January 26 – March 24, 1996
CAPC Musée d'Art Contemporain, Bordeaux, France
Curator: Nicolas Bourriaud
It wasn't until after this exhibition opened that its curator, Nicolas Bourriaud, published the book Relational Aesthetics, which went on to become one of the most influential texts of late-20th century art, but "Traffic" sowed the seeds for Bourriaud's treatise. The term "relational aesthetics" was actually used for the first time in the exhibition's catalogue, describing work that is based on a social interaction or experiences between participants; the concept has since become part and parcel of contemporary art discourse. What visitors to the exhibition at Bordeaux's CAPC (housed in a massive warehouse building that had been converted into gallery spaces) encountered was, among other things, Dominique Gonzalez-Foerster's "seance room" where visitors could draw floor plans of their childhood homes; photographs by Jason Rhoades of a brand-new saloon car purchased with money procured from the CAPC as an artwork production cost; and dirty dishes left over from meals shared with friends and colleagues during preparations for the show by Rirkrit Tiravanija—the kind of work that is still considered radically avant-garde, which just goes to show that art history has not yet fully grappled with the show's legacy.
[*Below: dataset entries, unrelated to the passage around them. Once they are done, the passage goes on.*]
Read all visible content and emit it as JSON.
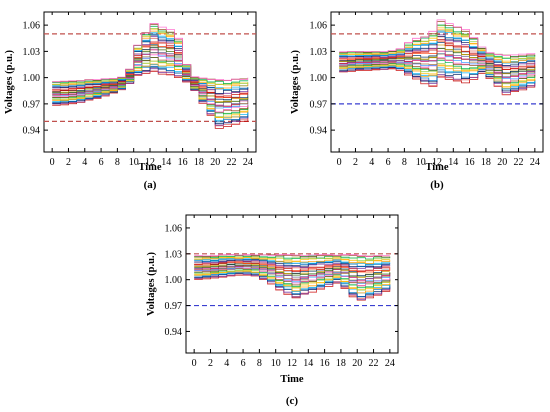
{
  "chart_data": [
    {
      "type": "line",
      "panel_label": "(a)",
      "xlabel": "Time",
      "ylabel": "Voltages (p.u.)",
      "xlim": [
        -1,
        25
      ],
      "ylim": [
        0.915,
        1.075
      ],
      "xticks": [
        0,
        2,
        4,
        6,
        8,
        10,
        12,
        14,
        16,
        18,
        20,
        22,
        24
      ],
      "yticks": [
        0.94,
        0.97,
        1.0,
        1.03,
        1.06
      ],
      "ytick_labels": [
        "0.94",
        "0.97",
        "1.00",
        "1.03",
        "1.06"
      ],
      "grid": false,
      "limits": [
        {
          "value": 1.05,
          "color": "#c0504d",
          "style": "dashed"
        },
        {
          "value": 0.95,
          "color": "#c0504d",
          "style": "dashed"
        }
      ],
      "band": [
        0.966,
        1.0
      ],
      "envelope": {
        "x": [
          0,
          1,
          2,
          3,
          4,
          5,
          6,
          7,
          8,
          9,
          10,
          11,
          12,
          13,
          14,
          15,
          16,
          17,
          18,
          19,
          20,
          21,
          22,
          23,
          24
        ],
        "low": [
          0.968,
          0.969,
          0.97,
          0.971,
          0.974,
          0.976,
          0.979,
          0.982,
          0.986,
          0.993,
          1.002,
          1.005,
          1.006,
          1.004,
          1.003,
          1.0,
          0.995,
          0.985,
          0.97,
          0.956,
          0.942,
          0.944,
          0.946,
          0.95,
          0.955
        ],
        "high": [
          0.996,
          0.996,
          0.997,
          0.997,
          0.998,
          0.998,
          0.999,
          0.999,
          1.001,
          1.01,
          1.038,
          1.052,
          1.062,
          1.058,
          1.055,
          1.045,
          1.015,
          1.001,
          1.0,
          0.999,
          0.998,
          0.998,
          0.999,
          0.999,
          1.0
        ]
      },
      "series_count": 32
    },
    {
      "type": "line",
      "panel_label": "(b)",
      "xlabel": "Time",
      "ylabel": "Voltages (p.u.)",
      "xlim": [
        -1,
        25
      ],
      "ylim": [
        0.915,
        1.075
      ],
      "xticks": [
        0,
        2,
        4,
        6,
        8,
        10,
        12,
        14,
        16,
        18,
        20,
        22,
        24
      ],
      "yticks": [
        0.94,
        0.97,
        1.0,
        1.03,
        1.06
      ],
      "ytick_labels": [
        "0.94",
        "0.97",
        "1.00",
        "1.03",
        "1.06"
      ],
      "grid": false,
      "limits": [
        {
          "value": 1.05,
          "color": "#c0504d",
          "style": "dashed"
        },
        {
          "value": 0.97,
          "color": "#3a3fd0",
          "style": "dashed"
        }
      ],
      "band": [
        1.005,
        1.03
      ],
      "envelope": {
        "x": [
          0,
          1,
          2,
          3,
          4,
          5,
          6,
          7,
          8,
          9,
          10,
          11,
          12,
          13,
          14,
          15,
          16,
          17,
          18,
          19,
          20,
          21,
          22,
          23,
          24
        ],
        "low": [
          1.006,
          1.007,
          1.008,
          1.008,
          1.009,
          1.009,
          1.01,
          1.008,
          1.003,
          0.998,
          0.992,
          0.99,
          1.0,
          0.998,
          0.996,
          0.994,
          0.998,
          1.005,
          0.999,
          0.99,
          0.98,
          0.983,
          0.986,
          0.989,
          0.993
        ],
        "high": [
          1.03,
          1.03,
          1.03,
          1.03,
          1.03,
          1.03,
          1.031,
          1.033,
          1.04,
          1.045,
          1.048,
          1.053,
          1.066,
          1.062,
          1.058,
          1.055,
          1.046,
          1.035,
          1.029,
          1.027,
          1.026,
          1.026,
          1.027,
          1.028,
          1.028
        ]
      },
      "series_count": 32
    },
    {
      "type": "line",
      "panel_label": "(c)",
      "xlabel": "Time",
      "ylabel": "Voltages (p.u.)",
      "xlim": [
        -1,
        25
      ],
      "ylim": [
        0.915,
        1.075
      ],
      "xticks": [
        0,
        2,
        4,
        6,
        8,
        10,
        12,
        14,
        16,
        18,
        20,
        22,
        24
      ],
      "yticks": [
        0.94,
        0.97,
        1.0,
        1.03,
        1.06
      ],
      "ytick_labels": [
        "0.94",
        "0.97",
        "1.00",
        "1.03",
        "1.06"
      ],
      "grid": false,
      "limits": [
        {
          "value": 1.03,
          "color": "#c0504d",
          "style": "dashed"
        },
        {
          "value": 0.97,
          "color": "#3a3fd0",
          "style": "dashed"
        }
      ],
      "band": [
        1.0,
        1.029
      ],
      "envelope": {
        "x": [
          0,
          1,
          2,
          3,
          4,
          5,
          6,
          7,
          8,
          9,
          10,
          11,
          12,
          13,
          14,
          15,
          16,
          17,
          18,
          19,
          20,
          21,
          22,
          23,
          24
        ],
        "low": [
          1.0,
          1.001,
          1.002,
          1.003,
          1.004,
          1.005,
          1.005,
          1.004,
          1.0,
          0.995,
          0.988,
          0.983,
          0.978,
          0.982,
          0.985,
          0.988,
          0.992,
          0.996,
          0.99,
          0.98,
          0.975,
          0.978,
          0.982,
          0.986,
          0.99
        ],
        "high": [
          1.028,
          1.028,
          1.028,
          1.029,
          1.029,
          1.029,
          1.029,
          1.029,
          1.029,
          1.029,
          1.029,
          1.029,
          1.029,
          1.029,
          1.029,
          1.029,
          1.029,
          1.029,
          1.029,
          1.029,
          1.028,
          1.028,
          1.028,
          1.028,
          1.028
        ]
      },
      "series_count": 32
    }
  ],
  "palette": [
    "#c00000",
    "#e06060",
    "#7030a0",
    "#002060",
    "#0070c0",
    "#00b0f0",
    "#ff9900",
    "#ffc000",
    "#92d050",
    "#00b050",
    "#8b4513",
    "#ff66cc",
    "#3399ff",
    "#996633",
    "#cc0066",
    "#666699",
    "#336600",
    "#cc9900",
    "#003366",
    "#ff3300"
  ]
}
"SENSATION: YOUNG BRITISH ARTISTS FROM THE SAATCHI COLLECTION"
September 18 – December 28, 1997
Royal Academy of Arts, London UK, and touring
Curators: Norman Rosenthal and Charles Saatchi
Charles Saatchi's massive, scandalous exhibition probably had the biggest impact on the art market of any exhibition in the entire history of contemporary art. It was here that Chris Ofili's The Holy Virgin Mary set off a virtual war between the Catholic Church and the art world, imbricating New York's judicial system in the process. (Ofili's painting of the Holy Virgin Mary includes balls of elephant dung and cutouts from pornographic magazines.) Such shock tactics and dark humor abounded; reading the works' titles alone gives one the general idea: included here were Ron Mueck's Dead Dad (1996–97) and Jake and Dinos Chapman's Tragic Anatomies: Cunt Chops (1996), for example. The exhibition brought fast global attention to the "Young British Artists"Tracey Emin, Alex Hartley, Damien Hirst, Marc Quinn, Fiona Rae, Yinka Shonibare, Gillian Wearing, and Rachel Whiteread.
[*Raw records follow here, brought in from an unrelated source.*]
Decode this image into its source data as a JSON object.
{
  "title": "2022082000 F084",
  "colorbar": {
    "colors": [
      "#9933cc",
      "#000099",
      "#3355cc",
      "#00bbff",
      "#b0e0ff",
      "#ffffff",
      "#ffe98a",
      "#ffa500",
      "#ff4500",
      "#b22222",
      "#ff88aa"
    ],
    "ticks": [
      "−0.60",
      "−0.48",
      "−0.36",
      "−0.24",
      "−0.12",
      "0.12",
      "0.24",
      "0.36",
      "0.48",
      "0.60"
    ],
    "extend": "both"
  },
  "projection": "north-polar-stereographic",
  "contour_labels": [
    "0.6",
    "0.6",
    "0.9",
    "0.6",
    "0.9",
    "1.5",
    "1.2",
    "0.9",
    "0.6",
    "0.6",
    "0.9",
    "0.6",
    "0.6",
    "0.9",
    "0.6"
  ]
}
"WACK!: ART AND THE FEMINIST REVOLUTION"
March 4 – July 16, 2007
The Geffen Contemporary at The Museum of Contemporary Art, Los Angeles; traveled to Washington, DC, PS1 in Queens, Vancouver
Curator: Cornelia Butler
As of 2013, New York's Museum of Modern Art had only dedicated four solo exhibitions in its main galleries to female artists in its entire history. MoMA is working on correcting that deficiency now, but the statistic is a sad reminder of the neglect that female artists have experienced in the history of modern and contemporary art. The 2014 Whitney Biennial featured an entire section of all-female painters, and the Bruce High Quality Foundation's biennial, taking things a step further, was entirely female-only. These are good correctives to the fact that women artists are still massively underrepresented in major museums and in art history.
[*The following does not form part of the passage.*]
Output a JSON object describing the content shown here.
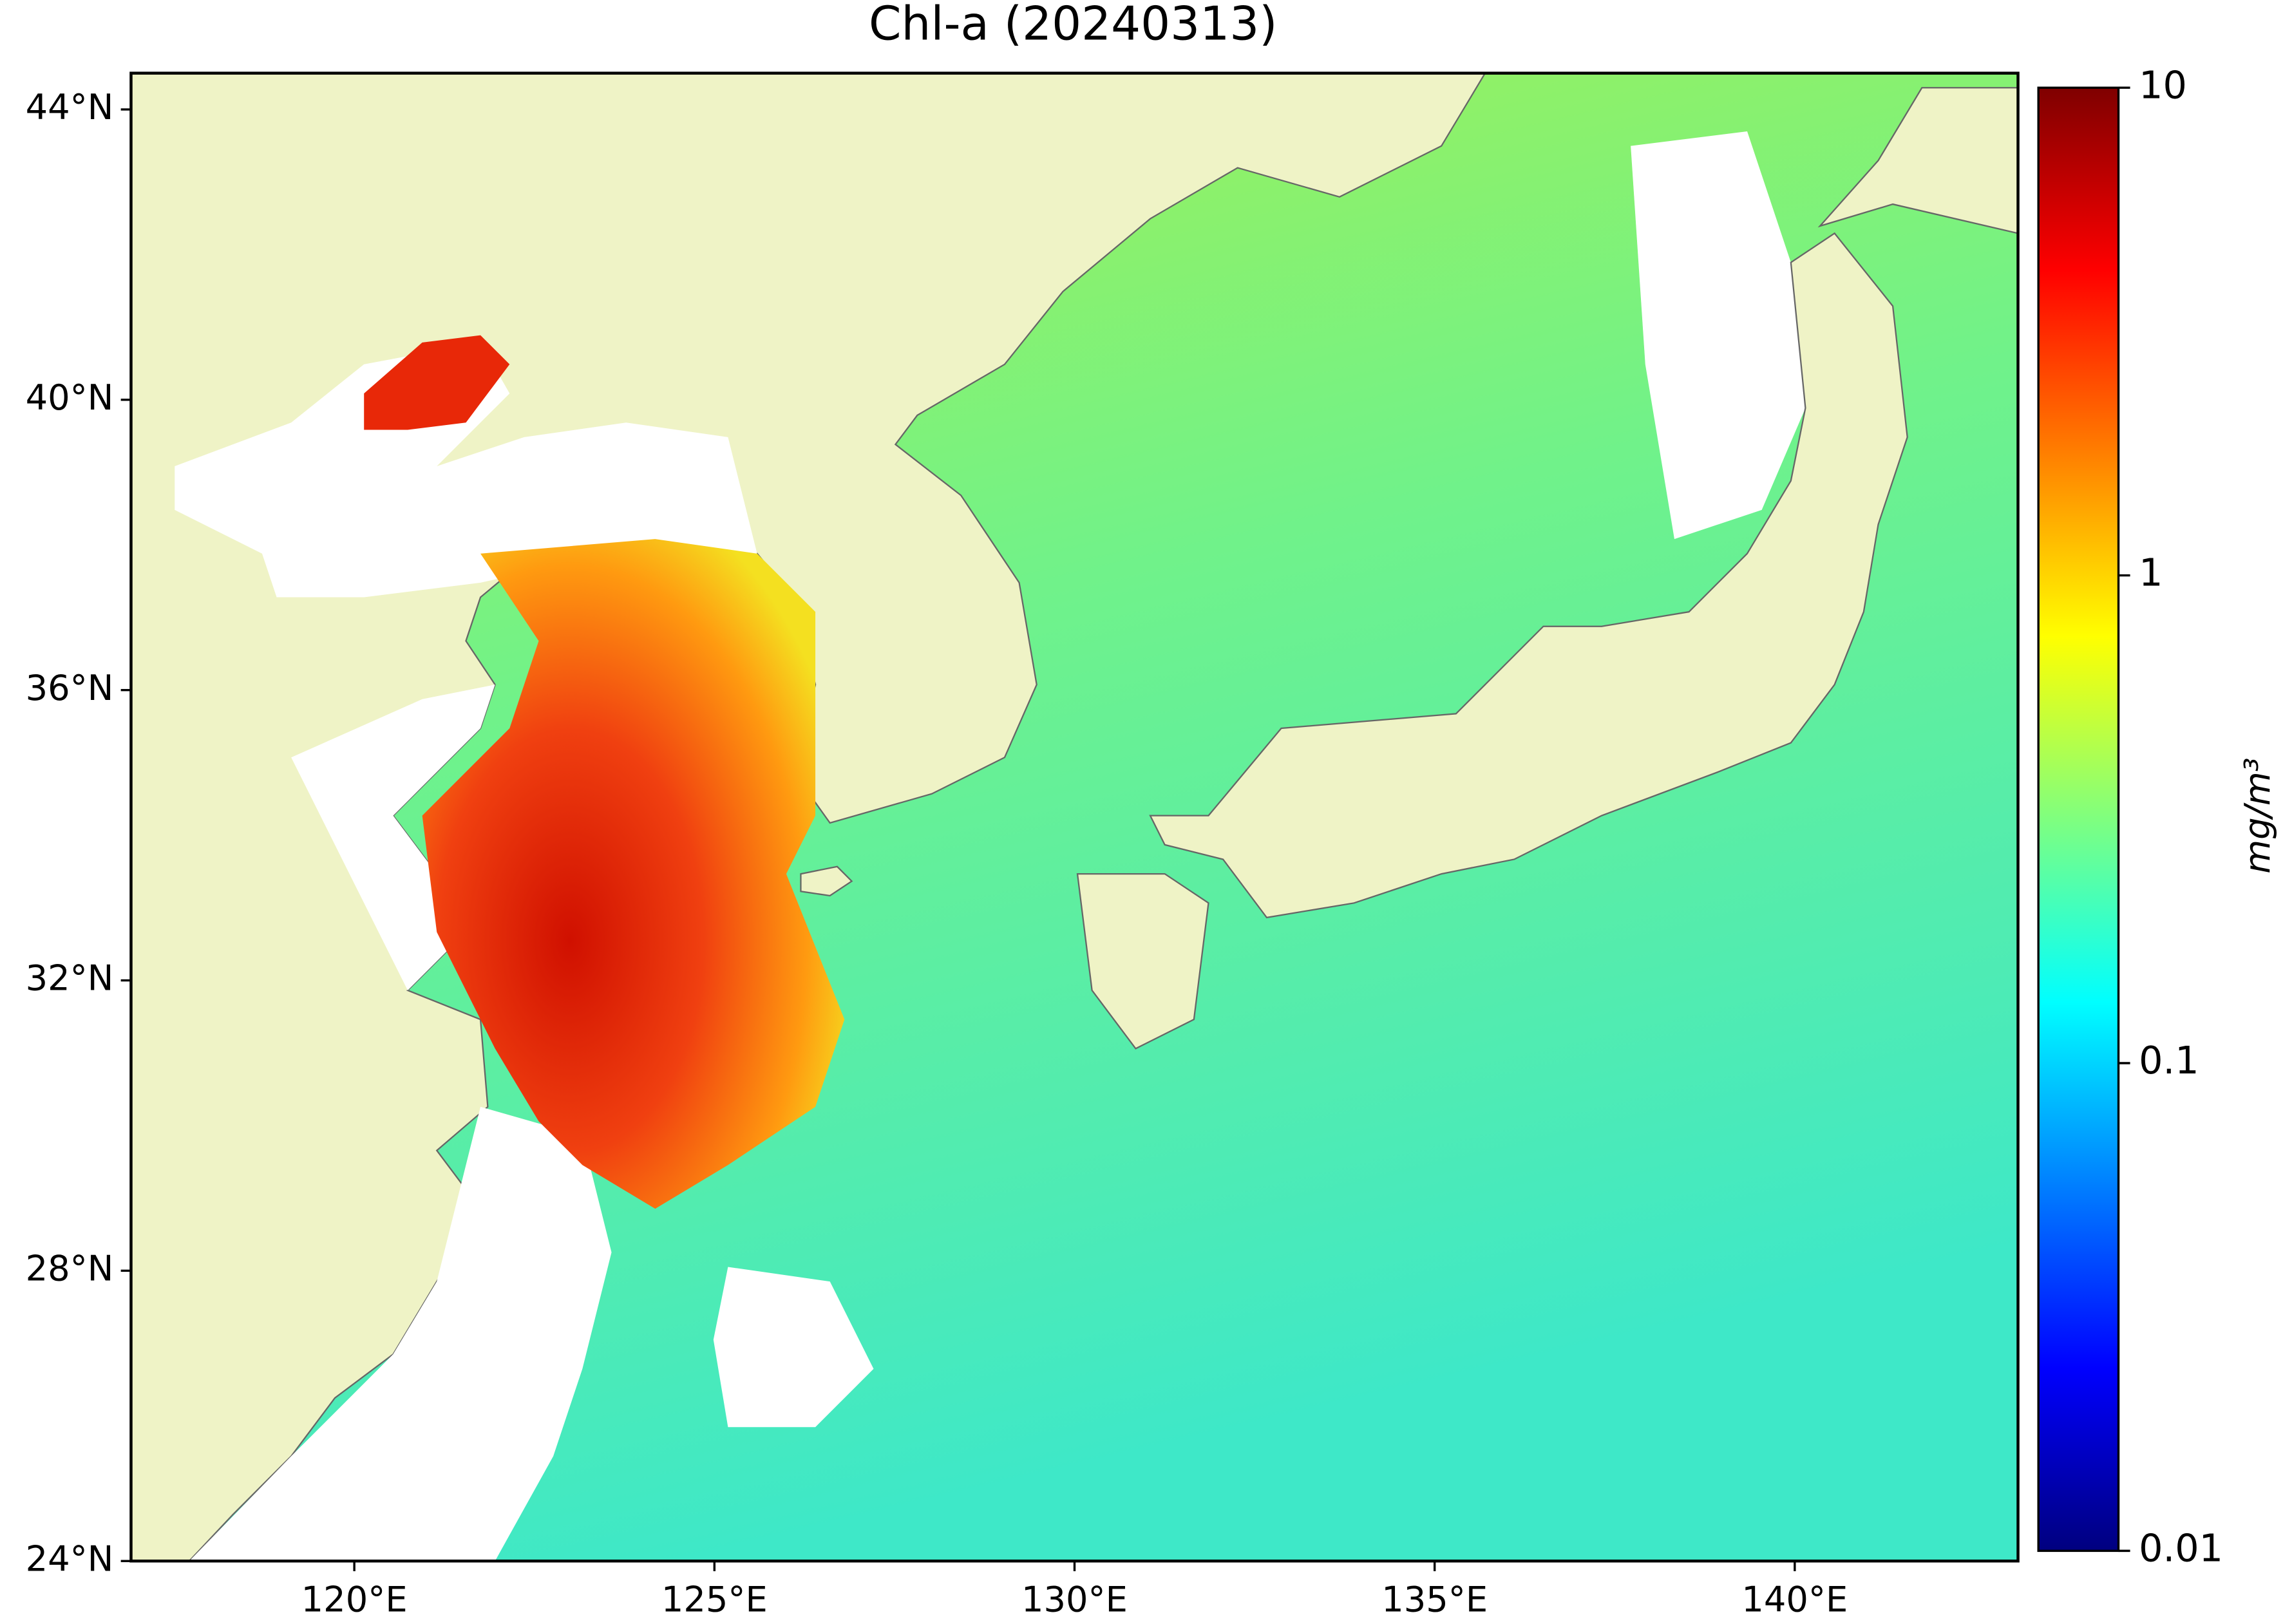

Eight years of preparation went into crafting "WACK," the first comprehensive effort to correct modern art history's shameful gender bias, focusing on work that emerged from the feminist art movement of 1965 through the 1980s and organized by theme. It solidified the historical importance of the work of female artists like Lynda Benglis, Dara Birnbaum, Judy Chicago, Jay Defeo, Isa Genzken,Lee Lozano, Ana Mendieta, Marta Minujin, Yvonne Rainer, Carolee Schneemann, Nancy Spero, Francesca Woodman, and Lygia Clark—the latter of which is the subject of an upcoming major retrospective exhibition at MoMA.